Indie insight
Jeff Vogel of Spiderweb Software has been kind enough (and narcissistic enough) to undertake a bit of blogging on the topic of independent game development.
Which is cool. Don't take my narcissistic comment the wrong way - everyone who blogs is narcissistic. It's cool because the more attention indie game development can get, particularly successful indie game development, the better. And I don't necessarily think there are really any trade secrets worth hoarding here, so why can't successful indie developers pull aside the curtain a bit more? Indie game development is hard work, besodden with failure and ruin, and almost utterly devoid of accolades. And in that sense, it's not really any different than mainstream game development. It's also risky business, but perhaps one 'secret' is that it might actually be less risky than mainstream game development.
Jeff's been making a steady living doing games for over 15 years. That's a pretty stout achievement, particularly given the nature of the games he does. He makes butt-ugly old-school RPGs only die-hards will love. But the 'trick' is that there are evidently enough die-hards to make the exercise profitable. Predictably and consistently profitable. Having read the two recent posts Jeff made as 'tell-all' confessionals of the financial numbers behind one of his recent games, I wanted to distill some of the key disclosures that were made. Again - these aren't trade secrets. It's common sense stuff for anyone who's not totally drunk on EA and Microsoft's relentless propaganda.
- The Long Tail is a real thing and it works. If you're not beholden to pay back someone else's huge initial capital investment, you can ride the tail to profitability. For the purposes of this discussion, the long tail is the steady, word-of-mouth driven sales sustained well after initial release, in contrast to the 'blockbuster opening weekend' effect that mainstream games tend to rely on to make it into the black, financially. I've referred to this as the 'spike economics' of the game industry, and mainstream developers and publishers alike live and die by it. Indies can't, because it requires huge (i.e. expensive) marketing campaigns, and it needs a steady diet of game releases allowing for the occassional blockbuster to pay for both itself and all the non blockbusters that 'missed'. Note that this model may ultimately prove to be the undoing of mainstream game development as well, but that's the a story for another day.
- Time is the most valuable thing you have.
- Making multi-platform games is like printing free money. You're already doing the design and implementation work. If you take the right approach from the beginning, it's only a marginal amount of 'extra' work to get one implementation to work on multiple platforms and you've just hugely broadened the size of your potential customer base. Which is critically important when your customer base is niche to begin with. Which brings us to...

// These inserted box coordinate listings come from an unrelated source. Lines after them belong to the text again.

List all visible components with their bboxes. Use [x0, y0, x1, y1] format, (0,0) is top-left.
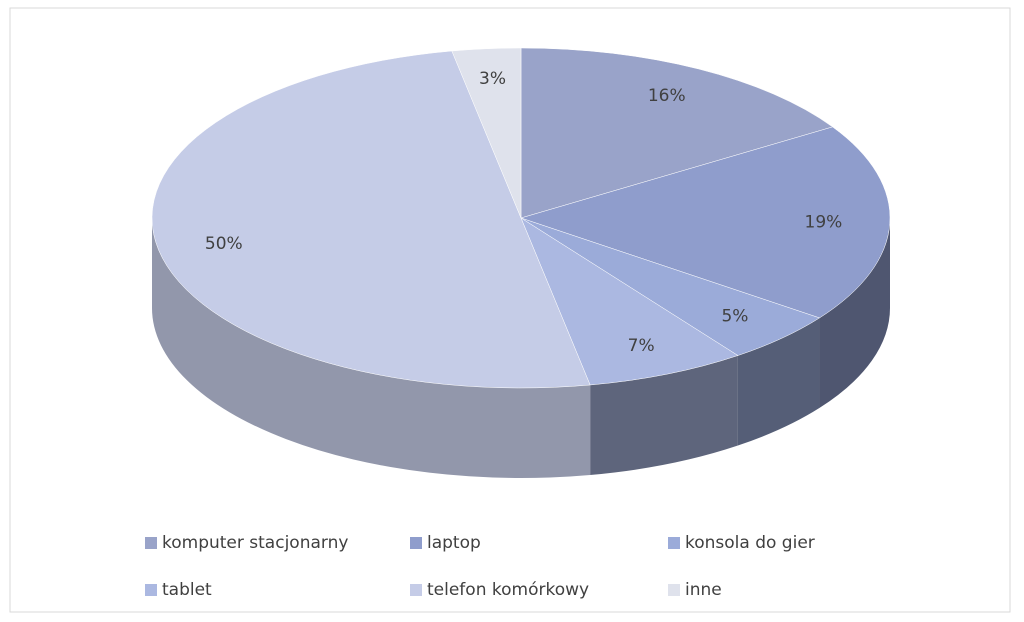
legend-label: telefon komórkowy	[427, 580, 589, 600]
pie-slice	[520, 126, 891, 319]
legend-label: laptop	[427, 533, 481, 553]
data-labels: 16% 19% 5% 7% 50% 3%	[205, 69, 842, 356]
legend: komputer stacjonarny laptop konsola do gie…	[145, 533, 815, 600]
legend-label: inne	[685, 580, 722, 600]
pie-slice	[520, 47, 834, 219]
pie-side	[819, 218, 890, 408]
pie-tops	[151, 47, 891, 389]
legend-swatch	[410, 584, 422, 596]
legend-label: tablet	[162, 580, 212, 600]
data-label: 3%	[479, 69, 506, 89]
legend-label: komputer stacjonarny	[162, 533, 348, 553]
pie-side	[737, 317, 820, 446]
data-label: 16%	[648, 86, 686, 106]
data-label: 7%	[628, 336, 655, 356]
legend-swatch	[145, 584, 157, 596]
pie-side	[590, 355, 738, 475]
pie-slice	[451, 47, 522, 219]
legend-swatch	[668, 584, 680, 596]
data-label: 5%	[721, 307, 748, 327]
legend-swatch	[668, 537, 680, 549]
pie-sides	[152, 218, 890, 478]
legend-swatch	[410, 537, 422, 549]
pie-side	[152, 218, 591, 478]
pie-slice	[151, 50, 591, 389]
pie-slice	[520, 217, 739, 386]
legend-label: konsola do gier	[685, 533, 815, 553]
data-label: 19%	[805, 212, 843, 232]
data-label: 50%	[205, 234, 243, 254]
legend-swatch	[145, 537, 157, 549]
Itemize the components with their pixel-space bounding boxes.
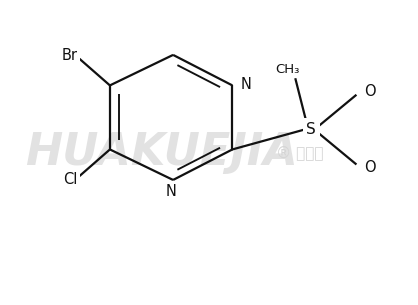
Text: ® 化学加: ® 化学加 (276, 145, 323, 160)
Text: Br: Br (61, 48, 77, 63)
Text: N: N (166, 184, 176, 199)
Text: CH₃: CH₃ (275, 63, 300, 76)
Text: O: O (364, 84, 376, 99)
Text: HUAKUEJIA: HUAKUEJIA (25, 131, 298, 174)
Text: S: S (306, 122, 316, 137)
Text: O: O (364, 160, 376, 175)
Text: N: N (241, 77, 252, 92)
Text: Cl: Cl (63, 171, 78, 187)
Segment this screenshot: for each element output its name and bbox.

- Serve an underserved niche. Mainstream game development is like a whale - it has to eat an ungodly number consumers just to stay alive. For that reason, many particular kinds of gameplay just get shoved aside categorically by the big publishers because the games simply don't exhibit the scale of consumer popularity necessary to offset the increasingly bloated development budgets. And so the world is rife with cliques of gamers whose true desires go unmet by the industry at large. And it is precisely these gamers that will forgive your pitiful little game its glaring deficiencies compared to a AAA mainstream game, if only your game scratches their specific itch when none others will. As Jeff put it: "You have to write something that they can't get easier and cheaper elsewhere." Because if they can they will. You may eventually nurture some consumer loyalty, but you'll have none initially, and never enough to offset the fundamental disadvantages you'll face as an independent. Like any successful organism, you have to discover an unclaimed part of the ecosystem.
- "Big budget games will ALWAYS look better." And "graphics are expensive. Really expensive." Moral of that story - don't even try to match mainstream graphics quality. You'll lose, and you'll just go broke/crazy trying. Your time and budget (which is mostly time) are better spent pursuing the handful of unique things that are going to attract that underserved niche. Good graphics aren't unique, and definitely aren't underserved. Yes, a certain percentage of people will ceaselessly hate on your game for how crappy it looks. Screw 'em. They're not buying your game anyway.